I really don’t know how my interest in women studies started. I don’t have enough drama in life to fuel sentiments against gender stereotype. I come from a loving household. People don’t describe me as an activist. I have nothing against men.
It is perhaps my vulnerability that shaped my ways of thinking. I may not experience the pain of motherhood, forced marriage, abusive relationship but I know how it feels to be an outcast, to be treated unfairly, to feel less. I do not like to describe these feelings in details because this is not a competition of who experience worst in life. What matters most is that through our small life experiences, we can empathize, reflect on other people’s experiences.
When I was in college, I learned to appreciate feminist material. My subject Theater 100 made me appreciate women’s theater. It was probably the first time I learned that there was such a thing as women’s theater. My group was assigned to perform For Colored Girls Who Have Considered Suicide / When the Rainbow is Enuf by Ntzoke Shange. I also prefer feminist material for my monologues, such as those taken from RAW, Cause I’m a Woman
Then, a jerk/s came along in my life. Just like all epic heartbroken stories, I kept reminding myself that I didn’t need to have a relationship to gauge my worth as a person. I then wrote essays for women. I told myself “I will work hard and rely on nobody but myself.”
Things have changed in my life and I realize we all rely on a system of dependency. I need others and others need me. I also learned that from the same university who taught me self-reliance. I am currently in my second year on women studies. I may have changed some of my ideas in relationship and marriage into something what people may consider ‘less feminist’ but I have developed a better understanding on human conditions. And if I meet a young girl who gets rejected, I can honestly say to her, “Heal your wounds with new learning.”
At present, I immersed myself into the community of women in the informal economy. These women have needs and wants different from my peers. It is wonderful to see the world with multiple lenses and to reflect on life with other people’s wisdom.

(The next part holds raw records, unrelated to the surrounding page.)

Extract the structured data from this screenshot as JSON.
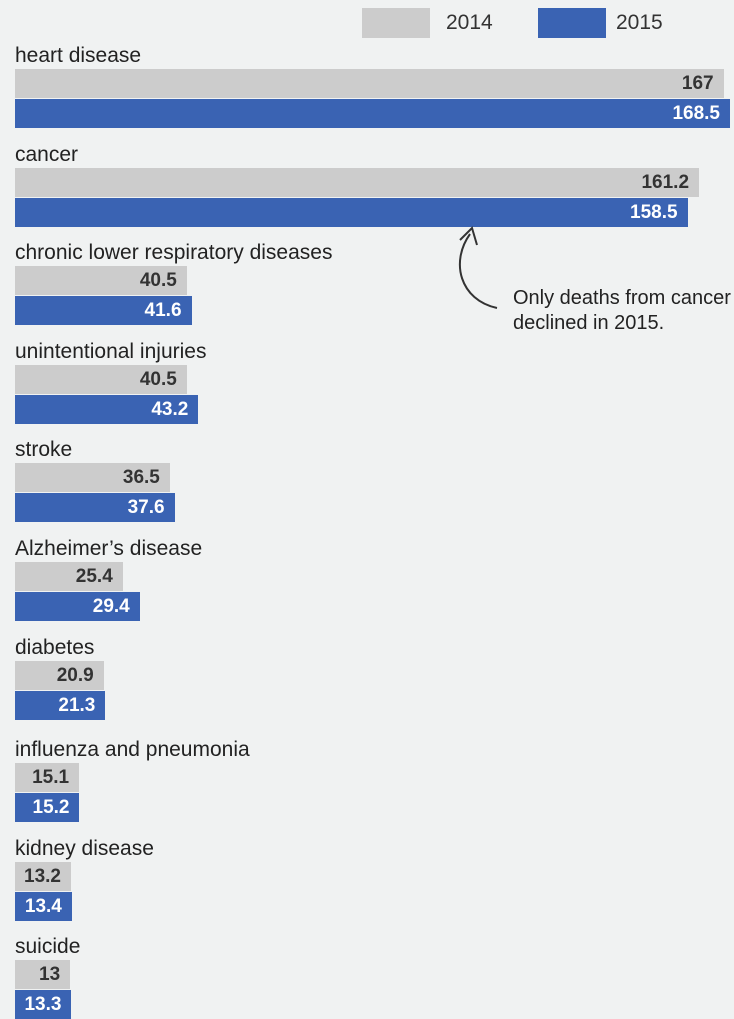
{
  "chart_data": {
    "type": "bar",
    "orientation": "horizontal",
    "categories": [
      "heart disease",
      "cancer",
      "chronic lower respiratory diseases",
      "unintentional injuries",
      "stroke",
      "Alzheimer’s disease",
      "diabetes",
      "influenza and pneumonia",
      "kidney disease",
      "suicide"
    ],
    "series": [
      {
        "name": "2014",
        "color": "#cccccc",
        "values": [
          167,
          161.2,
          40.5,
          40.5,
          36.5,
          25.4,
          20.9,
          15.1,
          13.2,
          13
        ]
      },
      {
        "name": "2015",
        "color": "#3a63b3",
        "values": [
          168.5,
          158.5,
          41.6,
          43.2,
          37.6,
          29.4,
          21.3,
          15.2,
          13.4,
          13.3
        ]
      }
    ],
    "value_labels": [
      [
        "167",
        "161.2",
        "40.5",
        "40.5",
        "36.5",
        "25.4",
        "20.9",
        "15.1",
        "13.2",
        "13"
      ],
      [
        "168.5",
        "158.5",
        "41.6",
        "43.2",
        "37.6",
        "29.4",
        "21.3",
        "15.2",
        "13.4",
        "13.3"
      ]
    ],
    "xlim": [
      0,
      168.5
    ],
    "grid": false,
    "legend_position": "top-right",
    "annotation": "Only deaths from cancer declined in 2015."
  }
}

In Buddhism, there’s what we call nirvana. It is the highest state that someone can attain, or a state of enlightenment. I believe I am getting closer to nirvana. For me, nirvana is a place where you embrace everything that defines you. If asked, why I am interested in pursuing women studies, my reply: I come to a stage of my life where I learn to embrace everything that defines me. And I can’t deny that being a woman is a large portion of who I am.